Bira i platu-mo yanggen guaha taotao gi lamasa na kahulo' ya må'pos.

Turn your plate if someone at table gets up and leaves.

This folk belief isn't held by everyone. In fact, from asking around, I'd say it is practiced by only a certain number of people. Most of the people I talked to don't practice it. Some have heard of the belief, and many haven't heard of it at all until I asked them. And these were older people.

The idea is that, by turning one's plate, the person leaving will make it safely to his or her destination. As soon as the person leaves the table, give your plate a rotation. A full one; 360 degrees. It will prevent the person leaving getting into an accident or meeting some other misfortune.

I suppose that turning the plate plays out, with action, the hope that the person leaving returns, re-turns, safe and sound.

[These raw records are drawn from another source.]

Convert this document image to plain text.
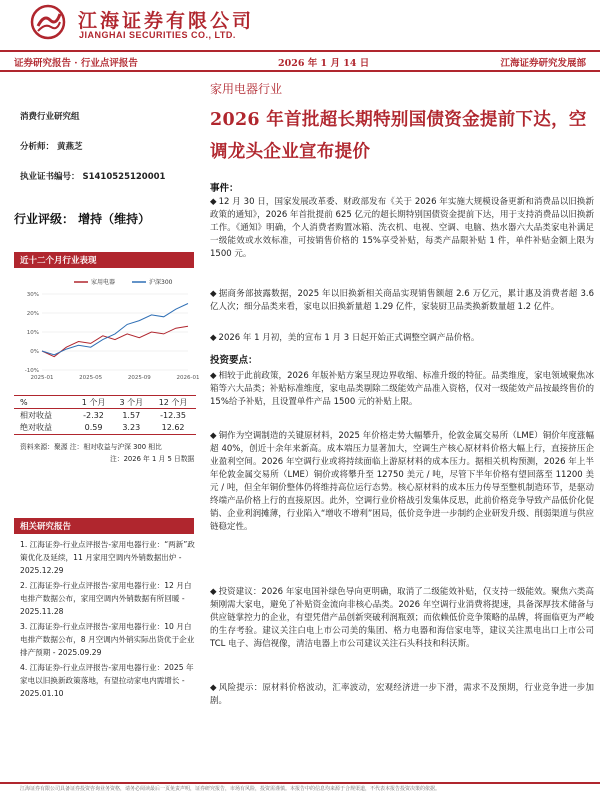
江海证券有限公司
JIANGHAI SECURITIES CO., LTD.
证券研究报告 · 行业点评报告	2026 年 1 月 14 日	江海证券研究发展部
消费行业研究组
分析师： 黄燕芝
执业证书编号： S1410525120001
行业评级： 增持（维持）
近十二个月行业表现
30%
20%
10%
0%
-10%
2025-01	2025-05	2025-09	2026-01
家用电器	沪深300
%	1 个月	3 个月	12 个月
相对收益	-2.32	1.57	-12.35
绝对收益	0.59	3.23	12.62
资料来源：聚源 注：相对收益与沪深 300 相比
注：2026 年 1 月 5 日数据
相关研究报告
1. 江海证券-行业点评报告-家用电器行业：“两新”政策优化及延续，11 月家用空调内外销数据出炉 - 2025.12.29
2. 江海证券-行业点评报告-家用电器行业：12 月白电排产数据公布，家用空调内外销数据有所回暖 - 2025.11.28
3. 江海证券-行业点评报告-家用电器行业：10 月白电排产数据公布，8 月空调内外销实际出货优于企业排产预期 - 2025.09.29
4. 江海证券-行业点评报告-家用电器行业：2025 年家电以旧换新政策落地，有望拉动家电内需增长 - 2025.01.10
家用电器行业
2026 年首批超长期特别国债资金提前下达，空调龙头企业宣布提价
事件：
◆ 12 月 30 日，国家发展改革委、财政部发布《关于 2026 年实施大规模设备更新和消费品以旧换新政策的通知》，2026 年首批提前 625 亿元的超长期特别国债资金提前下达，用于支持消费品以旧换新工作。《通知》明确，个人消费者购置冰箱、洗衣机、电视、空调、电脑、热水器六大品类家电补满足一级能效或水效标准，可按销售价格的 15%享受补贴，每类产品限补贴 1 件，单件补贴金额上限为 1500 元。
◆ 据商务部披露数据，2025 年以旧换新相关商品实现销售额超 2.6 万亿元，累计惠及消费者超 3.6 亿人次；细分品类来看，家电以旧换新量超 1.29 亿件，家装厨卫品类换新数量超 1.2 亿件。
◆ 2026 年 1 月初，美的宣布 1 月 3 日起开始正式调整空调产品价格。
投资要点：
◆ 相较于此前政策，2026 年版补贴方案呈现边界收缩、标准升级的特征。品类维度，家电领域聚焦冰箱等六大品类；补贴标准维度，家电品类剔除二级能效产品准入资格，仅对一级能效产品按最终售价的 15%给予补贴，且设置单件产品 1500 元的补贴上限。
◆ 铜作为空调制造的关键原材料，2025 年价格走势大幅攀升，伦敦金属交易所（LME）铜价年度涨幅超 40%，创近十余年来新高。成本端压力显著加大，空调生产核心原材料价格大幅上行，直接挤压企业盈利空间。2026 年空调行业或将持续面临上游原材料的成本压力。据相关机构预测，2026 年上半年伦敦金属交易所（LME）铜价或将攀升至 12750 美元 / 吨，尽管下半年价格有望回落至 11200 美元 / 吨，但全年铜价整体仍将维持高位运行态势。核心原材料的成本压力传导至整机制造环节，是驱动终端产品价格上行的直接原因。此外，空调行业价格战引发集体反思，此前价格竞争导致产品低价化促销、企业利润摊薄，行业陷入“增收不增利”困局，低价竞争进一步制约企业研发升级、削弱渠道与供应链稳定性。
◆ 投资建议：2026 年家电国补绿色导向更明确，取消了二级能效补贴，仅支持一级能效。聚焦六类高频刚需大家电，避免了补贴资金流向非核心品类。2026 年空调行业消费将提速，具备深厚技术储备与供应链掌控力的企业，有望凭借产品创新突破利润瓶颈；而依赖低价竞争策略的品牌，将面临更为严峻的生存考验。建议关注白电上市公司美的集团、格力电器和海信家电等，建议关注黑电出口上市公司 TCL 电子、海信视像，清洁电器上市公司建议关注石头科技和科沃斯。
◆ 风险提示：原材料价格波动，汇率波动，宏观经济进一步下滑，需求不及预期，行业竞争进一步加剧。
江海证券有限公司具备证券投资咨询业务资格，请务必阅读最后一页免责声明，证券研究报告，市场有风险，投资需谨慎。本报告中的信息均来源于合规渠道，不代表本报告投资决策的依据。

So, turn the plate! We act out in deed what we hope for.

The practice raised my suspicions and I inquired among my Filipino friends and, yes indeed, this belief is also found among them, though not all practice it.

They call it "ikot plato," the turning of a plate. They also do it for the same reason; the protection of the one leaving.

The majority of the older people I talked to had heard that some people do this, but they didn't. Nor had their parents and grandparents, so we're already going into the 1890s if we're talking about an 80-year-old's grandparents.

And, yet, there are some who say that their grandparents did practice this, and that takes us back to the 1890s as well.


  1. My father had us do this whenever someone leaves the house when we were eating.

  2. I grew up with this belief. Learned from my grandparents but never questioned why

  3. My parents practiced this and had us turn our plates whenever anyone had to leave the table early. My father was born in 1921 and my mother in 1924 (both are now deceased) so they were the older generation. I'm surprised that this is not a well-known practice.